Seven operations, four years and one Crystal Globe later, Katie Ormerod is ready to take her Olympic chance.
And it feels like until she does, she will have to answer questions - whirling within herself and posed by others - about her first, bitter experience of the Games.
Three days before the slopestyle competition at PyeongChang 2018, Ormerod came off a rail early, breaking her heel bone and her heart clean in two.
“It sucked,” admitted the 24-year-old. “I still think about it quite a lot.
“I was gutted to miss out. I wasn’t expecting my first Olympics to be followed by a year of rehab and seven operations.
“I was watching my team-mates on TV from a hospital in Seoul, I was supportive of them but devastated I couldn’t be there competing myself.”
Ormerod actually fractured her wrist in a training run a day earlier and would have ridden through the pain were it not for her horrific heel injury.
Emergency surgery was needed but there were complications with the snowboarder’s skin.
There was no guard of honour or champagne reception on her return to Britain - just an instant trip to a skin specialist.
Due to the broken bone killing her skin from the inside out, she needed grisly skin graft surgeries and a machine plugged into the back of her heel to produce new tissue.
For an athlete who had already snapped her ACL and broken her back, the challenge was to bottom out, physically and mentally.
“I think because it was so bad, it was almost easier to come to terms with,” she said.
“It was like, okay, it just wasn't meant to be this time round. I just had to remain positive and focus on my rehab, so that I can get back to snowboarding as quickly as possible.”
“It’s always been my dream to compete at the Olympics, but in any sport, injuries do happen.
“Injuries suck but I still love what I do. I have to just do everything I can not to get injured.”
On snow the Yorkshire star came roaring back in 2019, clinching the Crystal Globe for slopestyle, the first British woman and first snowboarder to win an overall World Cup title.
She plans to double up in Beijing, also competing in the big air discipline.
Having withdrawn from her intended big air season opener in Chur last month, Ormerod will open her Olympic season this weekend in Steamboat, Colorado.
“When I was eventually able to snowboard again, I was just so appreciative that I could and that I was not in any pain,” said Ormerod.
“Since getting back on I've just been having fun and working on my snowboarding and progressing.
“I had the most successful season of my career so far in my comeback season.
“I’ve been doing a lot of hard work, a lot of visualisation, I’ve wanted so badly to come back and do well.
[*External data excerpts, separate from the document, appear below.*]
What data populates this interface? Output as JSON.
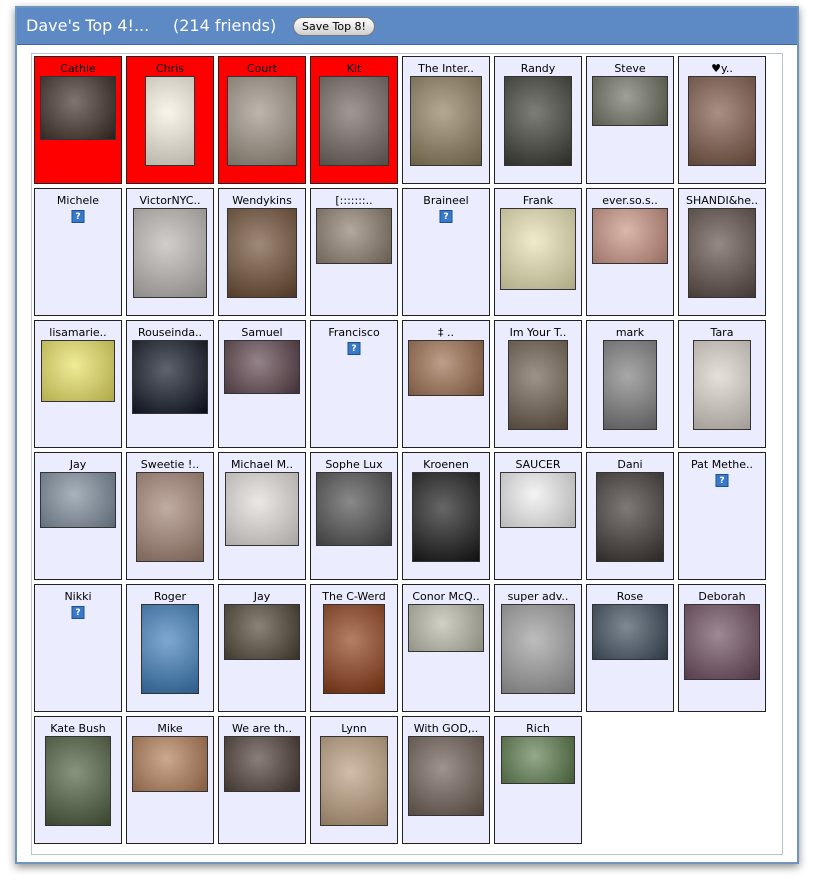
{
  "header": {
    "title": "Dave's Top 4!...",
    "friend_count": "(214 friends)",
    "save_label": "Save Top 8!"
  },
  "colors": {
    "header_bg": "#5d89c5",
    "top_cell_bg": "#ff0000",
    "cell_bg": "#ececff",
    "unknown_icon": "#3a78c8"
  },
  "friends": [
    {
      "name": "Cathie",
      "icon": "photo",
      "top": true,
      "photo_color": "#3b2a24"
    },
    {
      "name": "Chris",
      "icon": "cartoon-photo",
      "top": true,
      "photo_color": "#f6f0e0"
    },
    {
      "name": "Court",
      "icon": "photo",
      "top": true,
      "photo_color": "#9a8f80"
    },
    {
      "name": "Kit",
      "icon": "photo",
      "top": true,
      "photo_color": "#6d625c"
    },
    {
      "name": "The Inter..",
      "icon": "photo",
      "top": false,
      "photo_color": "#8c7a5a"
    },
    {
      "name": "Randy",
      "icon": "photo",
      "top": false,
      "photo_color": "#3a3a32"
    },
    {
      "name": "Steve",
      "icon": "photo",
      "top": false,
      "photo_color": "#6c6e5e"
    },
    {
      "name": "♥y..",
      "icon": "photo",
      "top": false,
      "photo_color": "#7a5544"
    },
    {
      "name": "Michele",
      "icon": "question-icon",
      "top": false
    },
    {
      "name": "VictorNYC..",
      "icon": "photo",
      "top": false,
      "photo_color": "#b8b4b0"
    },
    {
      "name": "Wendykins",
      "icon": "photo",
      "top": false,
      "photo_color": "#6b4a30"
    },
    {
      "name": "[:::::::..",
      "icon": "photo",
      "top": false,
      "photo_color": "#8a7a6a"
    },
    {
      "name": "Braineel",
      "icon": "question-icon",
      "top": false
    },
    {
      "name": "Frank",
      "icon": "photo",
      "top": false,
      "photo_color": "#e6e0b0"
    },
    {
      "name": "ever.so.s..",
      "icon": "photo",
      "top": false,
      "photo_color": "#c89080"
    },
    {
      "name": "SHANDI&he..",
      "icon": "photo",
      "top": false,
      "photo_color": "#5a4a44"
    },
    {
      "name": "lisamarie..",
      "icon": "photo",
      "top": false,
      "photo_color": "#e8e060"
    },
    {
      "name": "Rouseinda..",
      "icon": "photo",
      "top": false,
      "photo_color": "#0a1020"
    },
    {
      "name": "Samuel",
      "icon": "photo",
      "top": false,
      "photo_color": "#5a4048"
    },
    {
      "name": "Francisco",
      "icon": "question-icon",
      "top": false
    },
    {
      "name": "‡ ..",
      "icon": "photo",
      "top": false,
      "photo_color": "#9a6a4a"
    },
    {
      "name": "Im Your T..",
      "icon": "photo",
      "top": false,
      "photo_color": "#6a5a4a"
    },
    {
      "name": "mark",
      "icon": "photo",
      "top": false,
      "photo_color": "#7a7a7a"
    },
    {
      "name": "Tara",
      "icon": "photo",
      "top": false,
      "photo_color": "#d8d0c8"
    },
    {
      "name": "Jay",
      "icon": "photo",
      "top": false,
      "photo_color": "#7a8a9a"
    },
    {
      "name": "Sweetie !..",
      "icon": "photo",
      "top": false,
      "photo_color": "#a08070"
    },
    {
      "name": "Michael M..",
      "icon": "photo",
      "top": false,
      "photo_color": "#e0dcd8"
    },
    {
      "name": "Sophe Lux",
      "icon": "photo",
      "top": false,
      "photo_color": "#4a4a4a"
    },
    {
      "name": "Kroenen",
      "icon": "photo",
      "top": false,
      "photo_color": "#151515"
    },
    {
      "name": "SAUCER",
      "icon": "photo",
      "top": false,
      "photo_color": "#eeeeee"
    },
    {
      "name": "Dani",
      "icon": "photo",
      "top": false,
      "photo_color": "#3a3230"
    },
    {
      "name": "Pat Methe..",
      "icon": "question-icon",
      "top": false
    },
    {
      "name": "Nikki",
      "icon": "question-icon",
      "top": false
    },
    {
      "name": "Roger",
      "icon": "photo",
      "top": false,
      "photo_color": "#3a7ab8"
    },
    {
      "name": "Jay",
      "icon": "photo",
      "top": false,
      "photo_color": "#4a4030"
    },
    {
      "name": "The C-Werd",
      "icon": "photo",
      "top": false,
      "photo_color": "#8a3a14"
    },
    {
      "name": "Conor McQ..",
      "icon": "photo",
      "top": false,
      "photo_color": "#b8b8a8"
    },
    {
      "name": "super adv..",
      "icon": "photo",
      "top": false,
      "photo_color": "#9a9a9a"
    },
    {
      "name": "Rose",
      "icon": "photo",
      "top": false,
      "photo_color": "#3a4a5a"
    },
    {
      "name": "Deborah",
      "icon": "photo",
      "top": false,
      "photo_color": "#6a4a5a"
    },
    {
      "name": "Kate Bush",
      "icon": "photo",
      "top": false,
      "photo_color": "#4a5a3a"
    },
    {
      "name": "Mike",
      "icon": "photo",
      "top": false,
      "photo_color": "#b07a54"
    },
    {
      "name": "We are th..",
      "icon": "photo",
      "top": false,
      "photo_color": "#4a3a32"
    },
    {
      "name": "Lynn",
      "icon": "photo",
      "top": false,
      "photo_color": "#b89a7a"
    },
    {
      "name": "With GOD,..",
      "icon": "photo",
      "top": false,
      "photo_color": "#6a5a50"
    },
    {
      "name": "Rich",
      "icon": "photo",
      "top": false,
      "photo_color": "#5a7a4a"
    }
  ]
}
And it all just came together.
“I'm going to Beijing in the best position that I've ever been in.”
The Olympic Games mean the world to Ormerod but her universe is the sport that has given her pain and pleasure in equal measure.
“As British athletes, I think that we're so successful because we absolutely love what we do,” she said.
“For me, getting into snowboarding, big air and slopestyle weren’t Olympic events at the time so it wasn’t about that. I just loved it.”